While organizations like the RSPO (Roundtable on Sustainable Palm Oil) provide certifications to ensure sustainably produced palm oil, Williams believes there will need to be more sustainable palm oil to meet market growth.

Growth and regulation

According to Vantage Market Research, the palm oil sector is projected to grow significantly, with a compound annual growth rate (CAGR) of 4.9% between 2023 and 2030. This growth could lead to further deforestation.

“If you’re going to see that growth, there’s nowhere else to put it other than where the tropical rainforests currently are,” Williams said.

He emphasized that there is not enough sustainably produced palm oil to support this level of growth, highlighting the potential of palm oil substitutes like Sun Bear Biofuture’s to mitigate deforestation.

The European Deforestation Regulation (EUDR), due to be applicable by the end of 2024, is set to regulate palm oil among other key commodities.

This regulation will increase scrutiny on the complex palm oil supply chain, which is often difficult to trace back to its origins. “The palm oil supply chain is quite messy. It’s very difficult to trace where your palm oil came from, which smallholder produced it, and whether deforestation was involved,” Williams explained.

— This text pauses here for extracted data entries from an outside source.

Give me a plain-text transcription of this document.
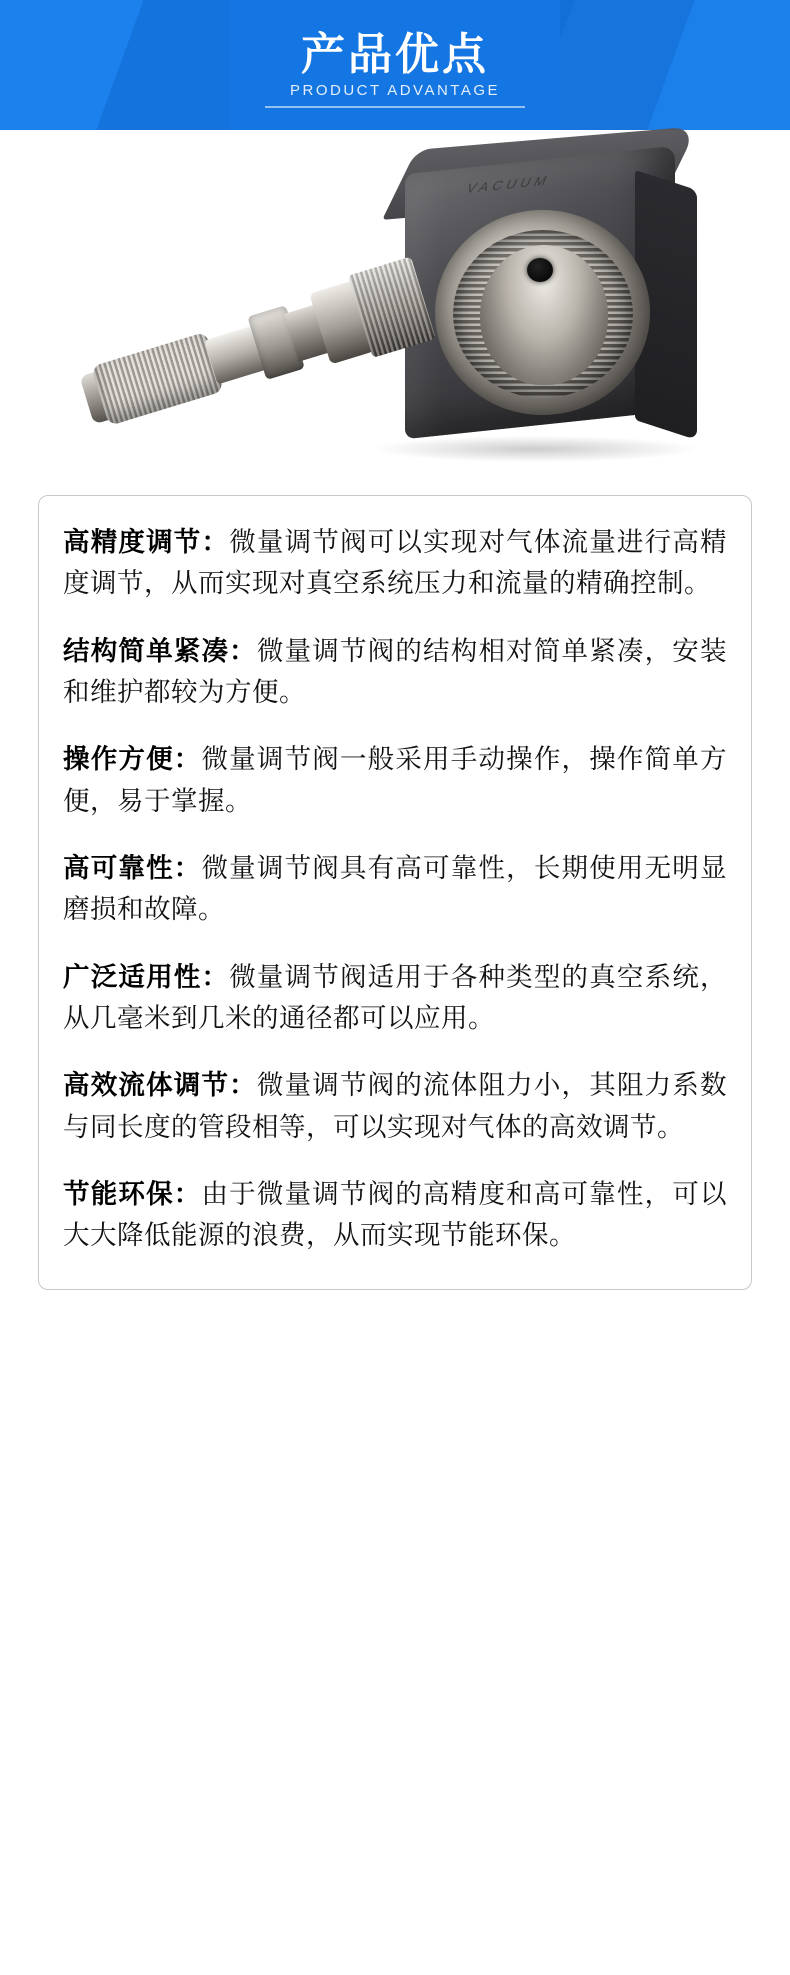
产品优点
PRODUCT ADVANTAGE
VACUUM

高精度调节：微量调节阀可以实现对气体流量进行高精度调节，从而实现对真空系统压力和流量的精确控制。

结构简单紧凑：微量调节阀的结构相对简单紧凑，安装和维护都较为方便。

操作方便：微量调节阀一般采用手动操作，操作简单方便，易于掌握。

高可靠性：微量调节阀具有高可靠性，长期使用无明显磨损和故障。

广泛适用性：微量调节阀适用于各种类型的真空系统，从几毫米到几米的通径都可以应用。

高效流体调节：微量调节阀的流体阻力小，其阻力系数与同长度的管段相等，可以实现对气体的高效调节。

节能环保：由于微量调节阀的高精度和高可靠性，可以大大降低能源的浪费，从而实现节能环保。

Sun Bear Biofuture’s product, by contrast, can be locally sourced, with all stages of production taking place in the UK.

This local production eliminates the traceability issues associated with palm oil. Companies facing regulatory constraints in Europe and the UK could find a safer option in Sun Bear Biofuture’s product, potentially avoiding revenue losses from regulatory penalties.

The start-up aims to collaborate with companies seeking sustainable alternatives to oils and fats, particularly plant-based meat companies whose sustainability credentials could be compromised by the presence of palm oil in their products.